For male offspring, who inherit only one X chromosome, the recurrence risk for the condition is approximately 50%. Other genetic forms follow standard inheritance patterns. Autosomal dominant patterns carry a 50% recurrence risk, while autosomal recessive patterns carry a 25% risk. The autosomal recessive pattern is more likely when parents are related, increasing the chance of both carrying the same gene mutation.
In the majority of cases, a clear genetic cause is not identified, and the hydrocephalus is considered sporadic or multifactorial. In these situations, the empiric recurrence risk for future pregnancies is significantly lower, estimated to be less than 1% to 4%. Genetic counseling is important to accurately determine the cause, as a low empiric risk could be mistakenly given to families who unknowingly carry an X-linked mutation.

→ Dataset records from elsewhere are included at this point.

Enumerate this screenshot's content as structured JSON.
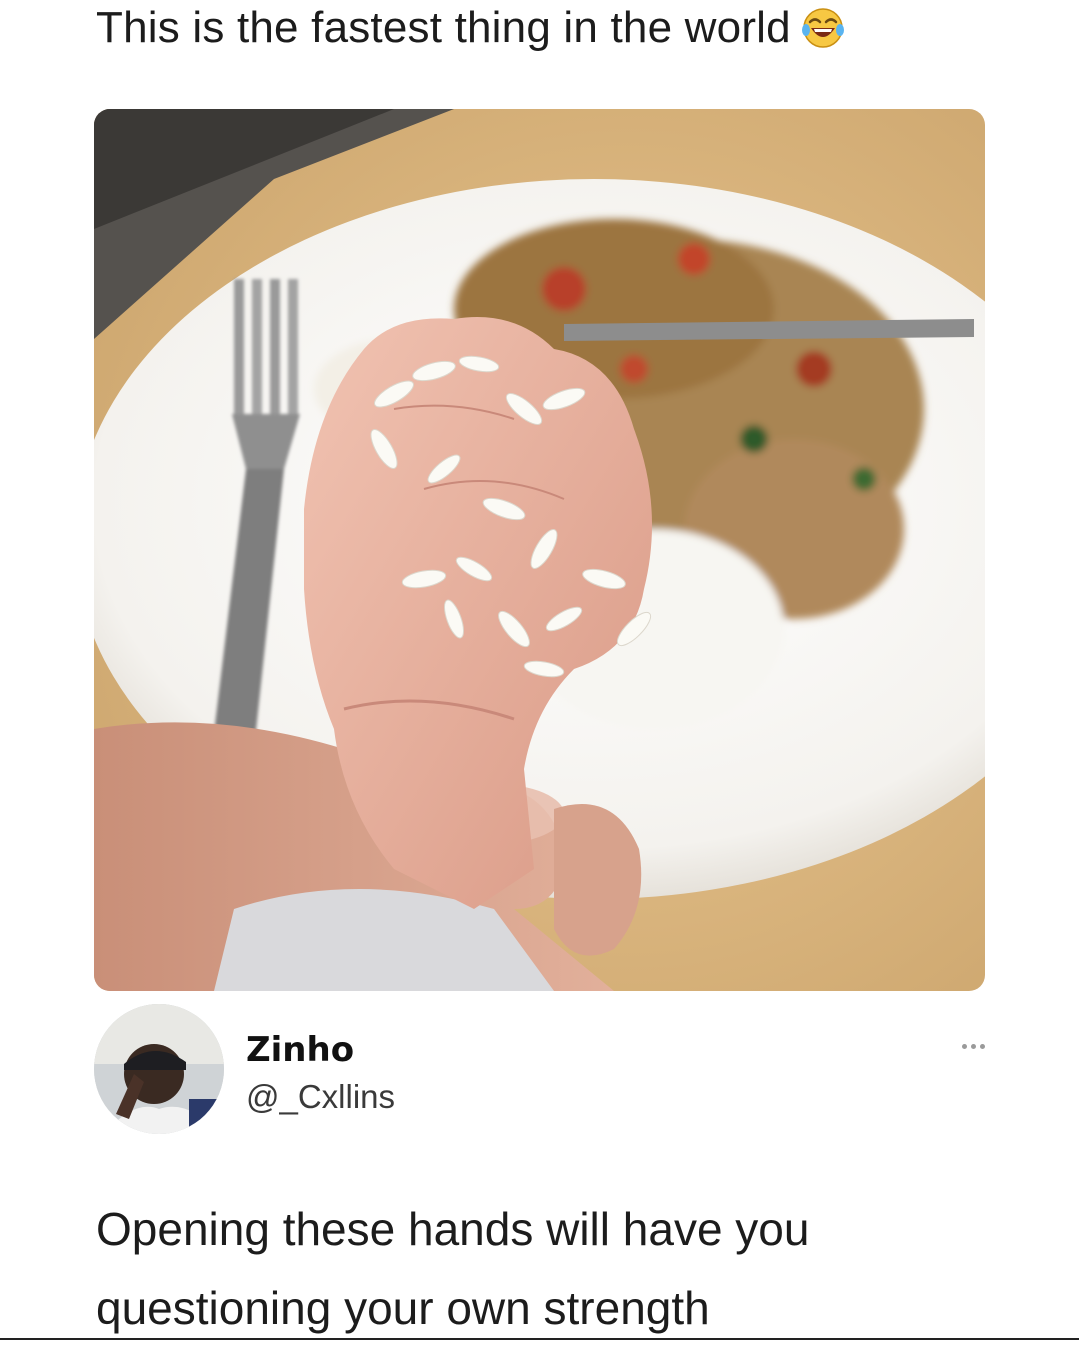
{
  "caption": {
    "text": "This is the fastest thing in the world",
    "emoji_icon": "face-with-tears-of-joy-icon"
  },
  "post_image": {
    "icon": "baby-fist-holding-rice-photo"
  },
  "tweet": {
    "display_name": "Zinho",
    "handle": "@_Cxllins",
    "avatar_icon": "user-avatar-photo",
    "more_icon": "ellipsis-icon",
    "body": "Opening these hands will have you questioning your own strength"
  }
}
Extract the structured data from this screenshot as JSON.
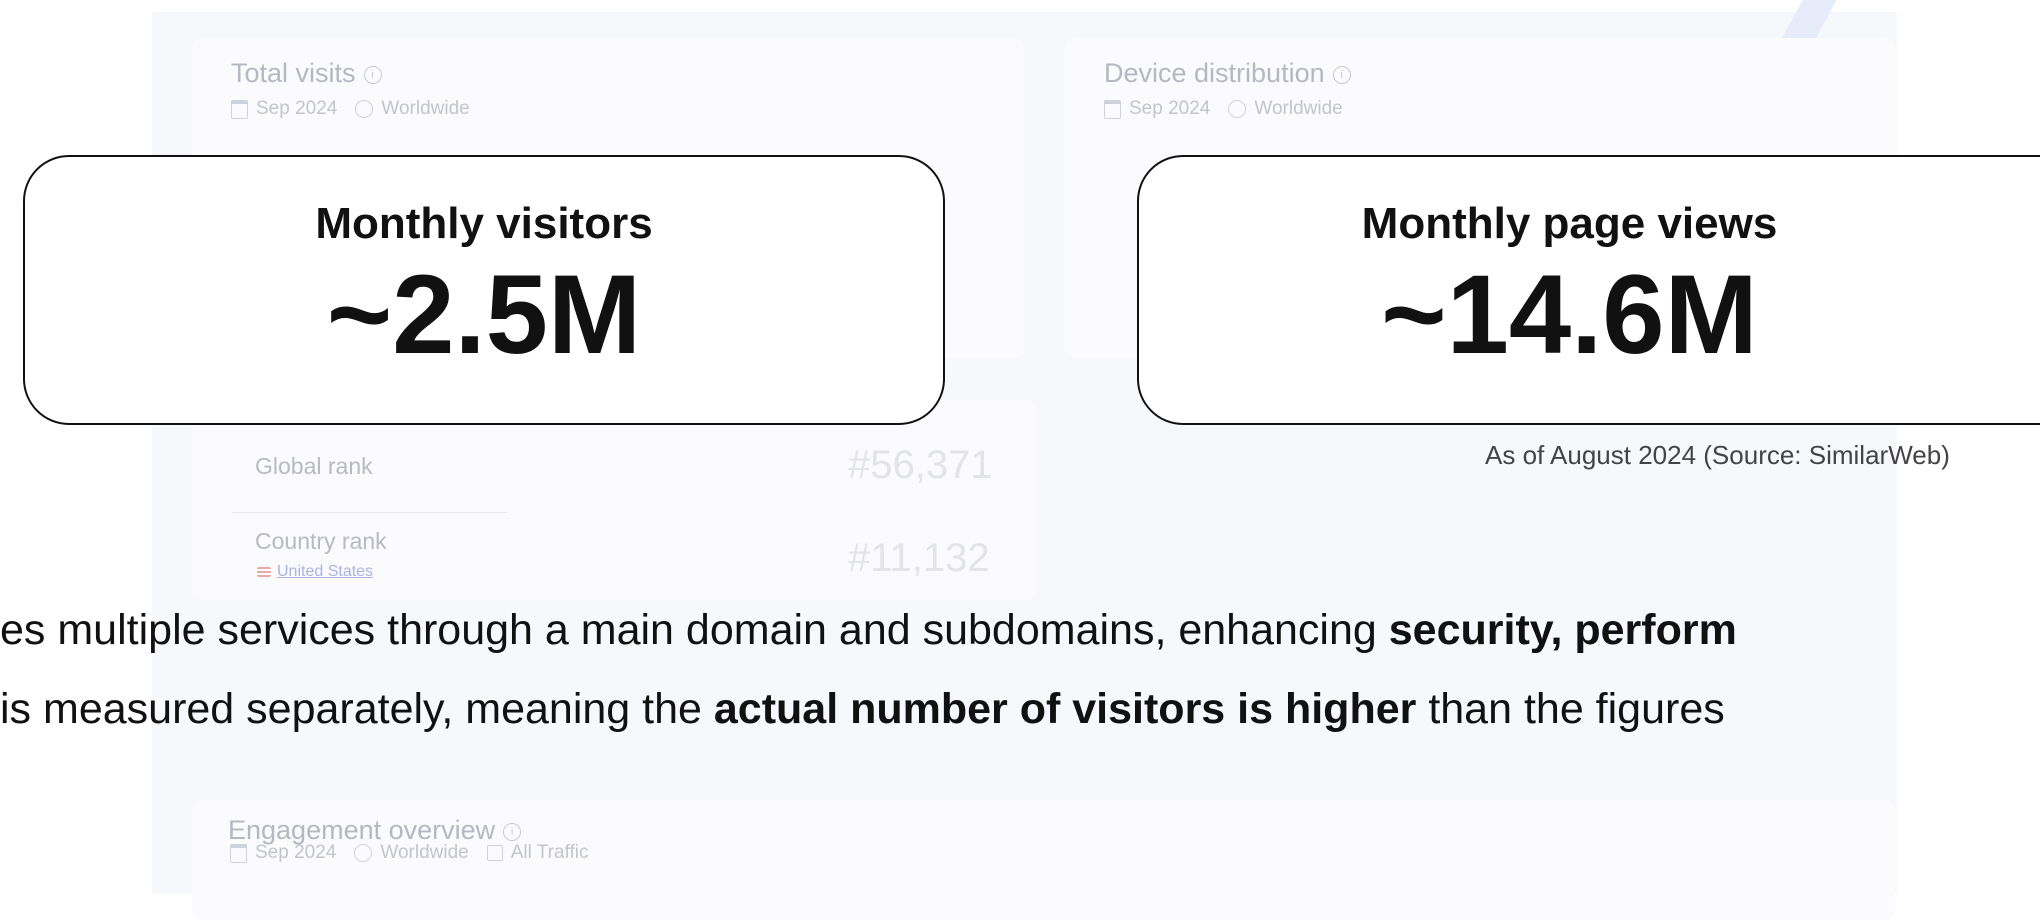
{
  "dashboard": {
    "total_visits": {
      "title": "Total visits",
      "date": "Sep 2024",
      "region": "Worldwide"
    },
    "device_distribution": {
      "title": "Device distribution",
      "date": "Sep 2024",
      "region": "Worldwide"
    },
    "ranks": {
      "global_label": "Global rank",
      "global_value": "#56,371",
      "country_label": "Country rank",
      "country_value": "#11,132",
      "country_link": "United States"
    },
    "engagement": {
      "title": "Engagement overview",
      "date": "Sep 2024",
      "region": "Worldwide",
      "traffic": "All Traffic"
    }
  },
  "highlights": {
    "visitors": {
      "label": "Monthly visitors",
      "value": "~2.5M"
    },
    "page_views": {
      "label": "Monthly page views",
      "value": "~14.6M"
    },
    "source_note": "As of August 2024 (Source: SimilarWeb)"
  },
  "body_text": {
    "line1_pre": "es multiple services through a main domain and subdomains, enhancing ",
    "line1_bold": "security, perform",
    "line2_pre": " is measured separately, meaning the ",
    "line2_bold": "actual number of visitors is higher",
    "line2_post": " than the figures"
  },
  "colors": {
    "accent_border": "#111111",
    "faded_text": "#b4b8c2",
    "link": "#a9b3e4"
  }
}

Genetic Counseling and Testing Options
Genetic counseling is a specialized resource for families concerned about the cause of hydrocephalus or the probability of recurrence. A genetic counselor reviews the family history, medical records, and imaging studies to determine if the hydrocephalus is isolated, syndromic, or part of a known genetic pattern. This process clarifies the mode of inheritance and provides a precise recurrence risk, allowing families to make informed reproductive decisions.
When a genetic cause is suspected, several testing options are available to confirm the diagnosis. The most common approach involves targeted gene panels, which use Next-Generation Sequencing (NGS) to simultaneously analyze multiple genes known to be associated with hydrocephalus, including L1CAM. If results are inconclusive, broader methods like whole exome sequencing may be employed to screen nearly all protein-coding genes for novel mutations.
Testing can be performed prenatally via amniocentesis or chorionic villus sampling if a familial mutation is already known. For example, if a mother is identified as an L1CAM carrier, prenatal testing can determine the status of a male fetus. Postnatal testing is often recommended when a congenital case has no obvious non-genetic cause, providing a definitive diagnosis that guides medical management and future family planning.